Für Kromfohrländerzüchter wieder sehr interessant wurde es bei der Erklärung von geschlechtsbegrenzten Defekten. Hier handelt es sich um Defektgene, welche sich entweder auf einem männlichen oder weiblichen Tier manifestiert, hier sei als klassisches Beispiel der Kryptorchismus angeführt, die angeborene Einhodigkeit bei Hunden. Nachgewiesenermassen kann auch hier die Hündin Merkmalsträgerin sein, mangels Hoden kann sie dies jedoch nicht zeigen.

Geforscht wird hier besonders im Bereich der Agrarwissenschaft, um zum Beispiel herauszufinden, welche und wieviel Milchleistung ein Stier vererbt.

An der Gesundheit interessierte Kromfohrländerzüchter dürften in diesem Fall die Erkrankung der Cystinurie besonders im Fokus haben, denn symptomatisch scheint zu sein, daß praktisch nur Rüden von dieser Krankheit betroffen sind.

Die Frage wäre hier, inwieweit Töchter erkrankter Väter ebenfalls Merkmalsträger sind und diese Erkrankung deshalb auch vererben.

 

Da der Inhalt des Seminares sehr umfangreich war, kann ich bedauerlicherweise an dieser Stelle nicht alle Details wiedergeben, aber jene, welche für die Kromfohrländerzucht von Bedeutung sind, möchte ich gerne so vollständig wie möglich darstellen.

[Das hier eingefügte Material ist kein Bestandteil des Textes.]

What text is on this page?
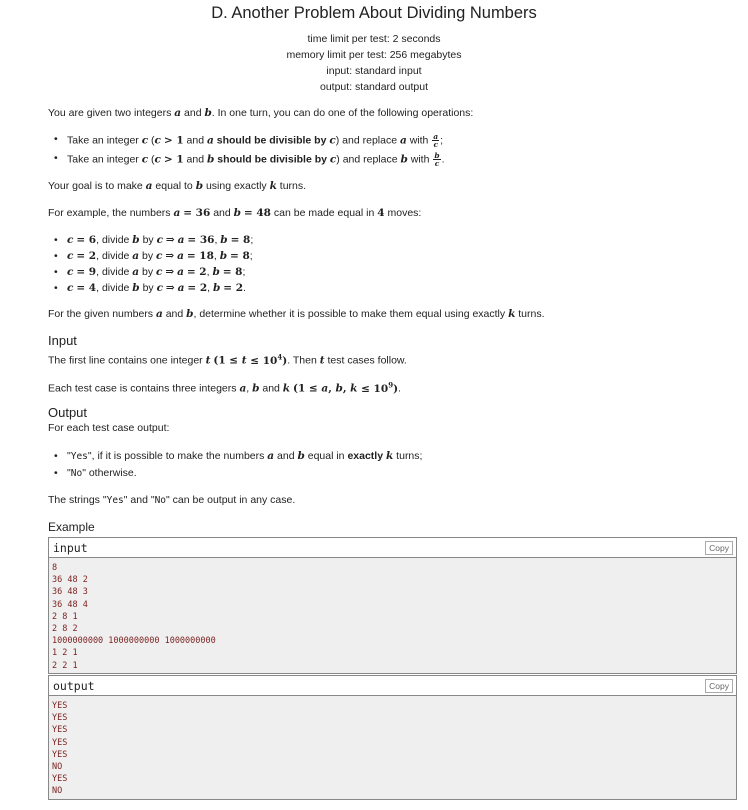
D. Another Problem About Dividing Numbers
time limit per test: 2 seconds
memory limit per test: 256 megabytes
input: standard input
output: standard output
You are given two integers a and b. In one turn, you can do one of the following operations:
• Take an integer c (c > 1 and a should be divisible by c) and replace a with $\frac{a}{c}$ ;
• Take an integer c (c > 1 and b should be divisible by c) and replace b with $\frac{b}{c}$ .
Your goal is to make a equal to b using exactly k turns.
For example, the numbers a = 36 and b = 48 can be made equal in 4 moves:
• c = 6, divide b by c ⇒ a = 36, b = 8;
• c = 2, divide a by c ⇒ a = 18, b = 8;
• c = 9, divide a by c ⇒ a = 2, b = 8;
• c = 4, divide b by c ⇒ a = 2, b = 2.
For the given numbers a and b, determine whether it is possible to make them equal using exactly k turns.
Input
The first line contains one integer t $(1 \le t \le 10^4)$. Then t test cases follow.
Each test case is contains three integers a, b and k (1 ≤ a, b, $k \le 10^9$).
Output
For each test case output:
• "Yes", if it is possible to make the numbers a and b equal in exactly k turns;
• "No" otherwise.
The strings "Yes" and "No" can be output in any case.
Example
input	Copy
8
36 48 2
36 48 3
36 48 4
2 8 1
2 8 2
1000000000 1000000000 1000000000
1 2 1
2 2 1
output	Copy
YES
YES
YES
YES
YES
NO
YES
NO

So ist auch die Tabelle über die genetische Belastung einer Rasse für die Kromfohrländer wieder von ausgesprochen praktischer .Bedeutung:

In dieser Tabelle wurde die Krankheitsprävalenz der genetischen Belastung gegenübergestellt und legt man den bei den Kromfohrländern bekannten reelllen Wert an von mindestens 30 Prozent erkrankter Tiere in der Gesamtpopulation, dann bedeutet dies, daß bei 30 von 100 erkrankten Hunden  eine genetische Belastung von über 70% vorliegt.

Eine der für mich erschreckendsten Erkenntnissen dieses Seminares, auch wenn uns sehr bewusst ist, wie krank die Rasse der Kromfohrländer nach unseren eigenen Erkenntnissen ist.

 

In diesem Zusammenhang ist auch die Aussage zu sehen, daß ein einziges erkranktes Kind bedeutet, daß sowohl die Mutter als auch der Vater belastet sind, jedoch gilt züchterisch NICHT der Umkehrschluß, daß gesunde Kinder gleichbedeutend für gesunde Eltern sind. Gesunde Kinder sind also kein Beweis dafür, daß die Elterntiere gesund sind, gesunde Kinder beweisén leider: nichts......

Zurück in der Kromfohrländerpraxis heisst dies, daß ein Traumwert bei der Berechnung des individuellen Epilepsiewertes nicht bedeutet, daß ich garantiert gesunde Nachzucht haben werde - in dem Moment, wo ein Elterntier erkrankt, ist dieser Traumwert unwiederbringlich dahin und dieser Moment kann jederzeit eintreten. Ein Traumwert beweist also nicht, daß ich garantiert epilepsiefreie Welpen/Hunde züchten werde.

Erkrankt jedoch ein einziger meiner Welpen, weiß ich, daß sowohl meine Hündin als auch der Vater der Welpen Merkmalsträger sind, d.h. sie selbst sind gesund, vererben jedoch beide Epilepsie.